My mother sat to his right in a peach skirt, her ankles crossed, a lace handkerchief crushed in one hand.

Leslie Henderson could make a family betrayal look like a church luncheon if she chose the right pastel.

She did not look at me when I walked in.

That told me more than any speech could have.

My husband, Jared, sat on my father’s left.

He had been in our kitchen that morning pretending to answer work emails while I stood three feet away from him, already knowing he had fathered my sister’s child.

Now he was hunched forward in a wrinkled suit, his hands locked together, his eyes fixed on the Persian rug.

The man who used to bring me gas-station coffee during year-end inventory because he knew I would forget to eat could not even lift his face.

Beside him, Caitlyn leaned back like she was at brunch instead of an ambush.

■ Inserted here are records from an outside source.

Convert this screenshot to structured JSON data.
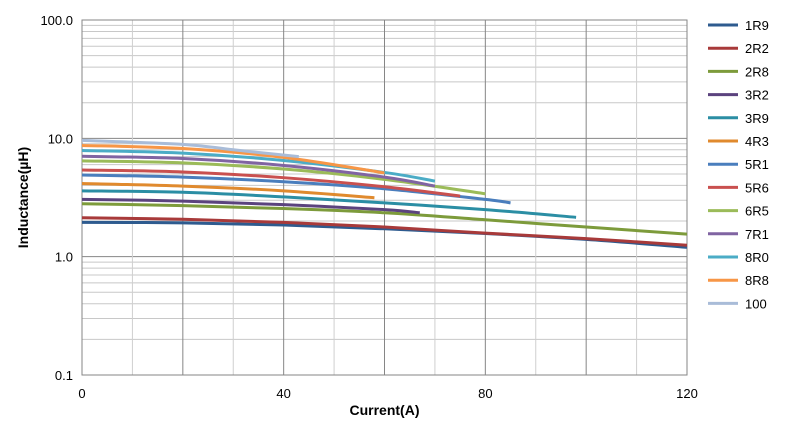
{
  "chart_data": {
    "type": "line",
    "xlabel": "Current(A)",
    "ylabel": "Inductance(µH)",
    "xlim": [
      0,
      120
    ],
    "ylim": [
      0.1,
      100
    ],
    "y_scale": "log",
    "grid": true,
    "legend_position": "right",
    "x_ticks": [
      "0",
      "40",
      "80",
      "120"
    ],
    "x_tick_values": [
      0,
      40,
      80,
      120
    ],
    "y_ticks": [
      "0.1",
      "1.0",
      "10.0",
      "100.0"
    ],
    "y_tick_values": [
      0.1,
      1,
      10,
      100
    ],
    "series": [
      {
        "name": "1R9",
        "color": "#2e5b8f",
        "x": [
          0,
          20,
          40,
          60,
          80,
          100,
          120
        ],
        "y": [
          1.95,
          1.93,
          1.85,
          1.72,
          1.57,
          1.4,
          1.2
        ]
      },
      {
        "name": "2R2",
        "color": "#a83a3a",
        "x": [
          0,
          20,
          40,
          60,
          80,
          100,
          120
        ],
        "y": [
          2.13,
          2.07,
          1.95,
          1.78,
          1.58,
          1.42,
          1.25
        ]
      },
      {
        "name": "2R8",
        "color": "#7d9b3b",
        "x": [
          0,
          20,
          40,
          60,
          80,
          100,
          120
        ],
        "y": [
          2.8,
          2.7,
          2.55,
          2.35,
          2.05,
          1.78,
          1.55
        ]
      },
      {
        "name": "3R2",
        "color": "#5b437e",
        "x": [
          0,
          20,
          40,
          60,
          67
        ],
        "y": [
          3.05,
          2.95,
          2.75,
          2.5,
          2.35
        ]
      },
      {
        "name": "3R9",
        "color": "#2b8ea4",
        "x": [
          0,
          20,
          40,
          60,
          80,
          98
        ],
        "y": [
          3.6,
          3.5,
          3.2,
          2.85,
          2.5,
          2.15
        ]
      },
      {
        "name": "4R3",
        "color": "#e08a2e",
        "x": [
          0,
          20,
          40,
          58
        ],
        "y": [
          4.15,
          3.95,
          3.6,
          3.15
        ]
      },
      {
        "name": "5R1",
        "color": "#4a7ebd",
        "x": [
          0,
          20,
          40,
          60,
          80,
          85
        ],
        "y": [
          4.9,
          4.7,
          4.3,
          3.75,
          3.05,
          2.85
        ]
      },
      {
        "name": "5R6",
        "color": "#c9504f",
        "x": [
          0,
          20,
          40,
          60,
          75
        ],
        "y": [
          5.4,
          5.2,
          4.65,
          3.9,
          3.25
        ]
      },
      {
        "name": "6R5",
        "color": "#9bbb59",
        "x": [
          0,
          20,
          40,
          60,
          80
        ],
        "y": [
          6.45,
          6.2,
          5.5,
          4.5,
          3.4
        ]
      },
      {
        "name": "7R1",
        "color": "#8064a2",
        "x": [
          0,
          20,
          40,
          60,
          70
        ],
        "y": [
          7.05,
          6.75,
          5.9,
          4.7,
          3.95
        ]
      },
      {
        "name": "8R0",
        "color": "#4bacc6",
        "x": [
          0,
          20,
          40,
          60,
          70
        ],
        "y": [
          7.9,
          7.5,
          6.5,
          5.15,
          4.35
        ]
      },
      {
        "name": "8R8",
        "color": "#f79646",
        "x": [
          0,
          20,
          40,
          60
        ],
        "y": [
          8.7,
          8.2,
          6.9,
          5.1
        ]
      },
      {
        "name": "100",
        "color": "#a9bcd8",
        "x": [
          0,
          20,
          30,
          43
        ],
        "y": [
          9.6,
          8.9,
          8.0,
          7.0
        ]
      }
    ]
  }
}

My younger sister was seven months pregnant, glowing in the way people always talk about when they do not mention who gets burned by the glow.

Her floral dress stretched over her belly.

One manicured hand rested there, slow and possessive, while her thumb moved in lazy circles.

Her lip gloss was perfect.

Her hair fell in soft blonde waves.

The square-cut diamond earrings in her ears were mine.

Not borrowed. Not gifted. Mine.

I had noticed them missing two weeks earlier and had told myself I was too tired to remember where I put them.

That was how they wanted me: tired, confused, doubting the evidence of my own eyes.

“Alice,” my father said, his voice calm.